Hi.
I hope somebody can help us out here. We are running XFS on a Linux Hardware
RAID array (2.6.6 kernel, XFS as a module, RAID contains only data -- no OS
files -- RAID card is 3ware 9000).
A technician of ours was trying to expand our storage with a new RAID card
attached to some additional drives that he put into the empty bays on our
server. During the hardware upgrade (the machine was shutdown, of course)
somehow,
the file system on the EXISTING RAID became very corrupted. And our OS drive
also got fried. We couldn't reboot. We replaced the OS drive and imaged it with
a recent backup.

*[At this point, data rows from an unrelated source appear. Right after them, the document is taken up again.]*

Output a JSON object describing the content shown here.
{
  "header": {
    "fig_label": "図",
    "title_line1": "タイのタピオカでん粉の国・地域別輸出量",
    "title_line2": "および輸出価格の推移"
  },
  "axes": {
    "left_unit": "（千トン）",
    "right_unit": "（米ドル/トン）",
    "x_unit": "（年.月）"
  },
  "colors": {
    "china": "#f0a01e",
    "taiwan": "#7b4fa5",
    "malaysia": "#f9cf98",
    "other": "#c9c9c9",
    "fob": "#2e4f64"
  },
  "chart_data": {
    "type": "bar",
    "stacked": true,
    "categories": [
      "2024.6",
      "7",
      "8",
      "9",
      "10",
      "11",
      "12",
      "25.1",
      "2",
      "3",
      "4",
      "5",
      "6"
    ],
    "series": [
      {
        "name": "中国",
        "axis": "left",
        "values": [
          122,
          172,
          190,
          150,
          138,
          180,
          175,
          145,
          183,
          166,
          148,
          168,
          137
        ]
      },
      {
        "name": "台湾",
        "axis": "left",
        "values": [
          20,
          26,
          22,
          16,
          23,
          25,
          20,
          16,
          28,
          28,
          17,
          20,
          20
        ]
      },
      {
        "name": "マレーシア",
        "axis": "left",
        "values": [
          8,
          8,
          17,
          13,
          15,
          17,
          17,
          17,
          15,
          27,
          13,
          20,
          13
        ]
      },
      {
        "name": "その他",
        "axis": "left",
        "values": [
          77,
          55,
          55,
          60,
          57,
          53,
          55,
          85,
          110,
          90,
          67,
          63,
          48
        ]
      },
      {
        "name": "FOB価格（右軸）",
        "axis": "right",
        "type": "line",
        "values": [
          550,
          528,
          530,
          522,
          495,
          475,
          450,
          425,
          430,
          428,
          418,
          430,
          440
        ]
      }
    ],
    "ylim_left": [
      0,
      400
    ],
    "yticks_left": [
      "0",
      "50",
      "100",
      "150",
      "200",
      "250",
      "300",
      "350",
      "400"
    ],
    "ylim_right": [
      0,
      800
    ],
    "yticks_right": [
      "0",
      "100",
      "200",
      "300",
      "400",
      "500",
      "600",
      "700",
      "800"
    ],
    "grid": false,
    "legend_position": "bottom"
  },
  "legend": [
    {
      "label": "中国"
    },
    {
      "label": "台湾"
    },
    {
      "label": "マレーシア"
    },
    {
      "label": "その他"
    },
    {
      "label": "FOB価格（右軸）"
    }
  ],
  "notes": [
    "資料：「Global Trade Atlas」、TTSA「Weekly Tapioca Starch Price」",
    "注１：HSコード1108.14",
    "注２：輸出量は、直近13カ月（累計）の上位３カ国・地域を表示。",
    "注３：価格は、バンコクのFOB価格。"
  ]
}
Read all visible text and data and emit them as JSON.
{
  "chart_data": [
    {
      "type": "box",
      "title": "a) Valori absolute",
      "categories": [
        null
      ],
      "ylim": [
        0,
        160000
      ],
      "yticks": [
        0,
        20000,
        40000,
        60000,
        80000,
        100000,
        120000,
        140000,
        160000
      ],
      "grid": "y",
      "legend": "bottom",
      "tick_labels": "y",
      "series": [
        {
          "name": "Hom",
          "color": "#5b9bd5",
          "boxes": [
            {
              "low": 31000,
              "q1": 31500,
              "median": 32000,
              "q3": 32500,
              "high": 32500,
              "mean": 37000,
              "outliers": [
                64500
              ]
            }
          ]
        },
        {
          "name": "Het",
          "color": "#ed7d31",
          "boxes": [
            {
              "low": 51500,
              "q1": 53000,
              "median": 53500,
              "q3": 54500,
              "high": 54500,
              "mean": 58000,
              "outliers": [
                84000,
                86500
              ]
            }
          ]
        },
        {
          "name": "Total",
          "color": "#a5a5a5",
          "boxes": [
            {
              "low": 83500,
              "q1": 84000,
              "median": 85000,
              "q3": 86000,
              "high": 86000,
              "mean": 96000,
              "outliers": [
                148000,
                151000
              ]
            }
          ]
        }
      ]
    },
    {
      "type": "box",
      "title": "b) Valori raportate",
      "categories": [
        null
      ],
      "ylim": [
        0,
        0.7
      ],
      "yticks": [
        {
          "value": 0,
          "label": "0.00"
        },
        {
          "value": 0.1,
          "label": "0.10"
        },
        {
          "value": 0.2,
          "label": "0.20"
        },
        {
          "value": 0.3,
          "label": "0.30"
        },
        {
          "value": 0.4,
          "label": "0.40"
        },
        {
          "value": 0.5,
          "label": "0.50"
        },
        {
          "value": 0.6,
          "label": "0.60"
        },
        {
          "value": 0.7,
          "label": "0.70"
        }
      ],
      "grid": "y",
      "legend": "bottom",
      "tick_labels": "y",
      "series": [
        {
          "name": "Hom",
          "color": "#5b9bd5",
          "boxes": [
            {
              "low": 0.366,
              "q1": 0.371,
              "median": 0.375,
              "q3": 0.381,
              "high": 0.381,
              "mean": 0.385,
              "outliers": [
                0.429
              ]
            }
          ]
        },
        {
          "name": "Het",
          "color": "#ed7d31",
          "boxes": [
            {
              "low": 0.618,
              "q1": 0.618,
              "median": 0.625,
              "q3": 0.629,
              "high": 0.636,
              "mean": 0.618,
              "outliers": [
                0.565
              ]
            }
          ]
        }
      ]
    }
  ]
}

Then, upon booting up again, when we mounted the existing
array and did an "ls" command -- no files showed up and we got an "unknown
error
90 or 99" (I forget which).
After studying the problem for a while and looking at various logs, we
rebooted the machine, mounted the RAID, then unmounted the RAID and ran
"xfs_repair
-n /dev/sda" to see what actions would be taken if we really ran repair. Then
we ran "xfs_repair" for real.
When the process was completed, we had about 10,000 inodes listed in a
lost+found directory. About 3000 were files. The rest were symbolic links to
those
files.
We listed all the files using Midnight Commander -- and wherever we
highlighted a LINK we could see in the info line at the bottom of Midnight
Commander
the name of the file the link used to point to (they're all dead links of
course, because the files they pointed to are not where they used to be).
However,
when we highlighted anything that was NOT a link (i.e., real data), no
information was displayed in MC other than the inode number.
So, at this point, I have about 3000 inodes that still probably contain valid
data, but that no longer are associated with any filenames that I can
recognize or use.
My question is, is there any way to get back the original filenames at this
point -- or has the connection between the filenames and the data been lost?
On another point, is there anything one should do on a daily/weekly basis to
maintain the integrity of an xfs filesystem on Linux? From what I've read, it
seems that it's not recommended to automatically run xfs_check or xfs_repair
on a regular basis but rather, only when you think something is wrong.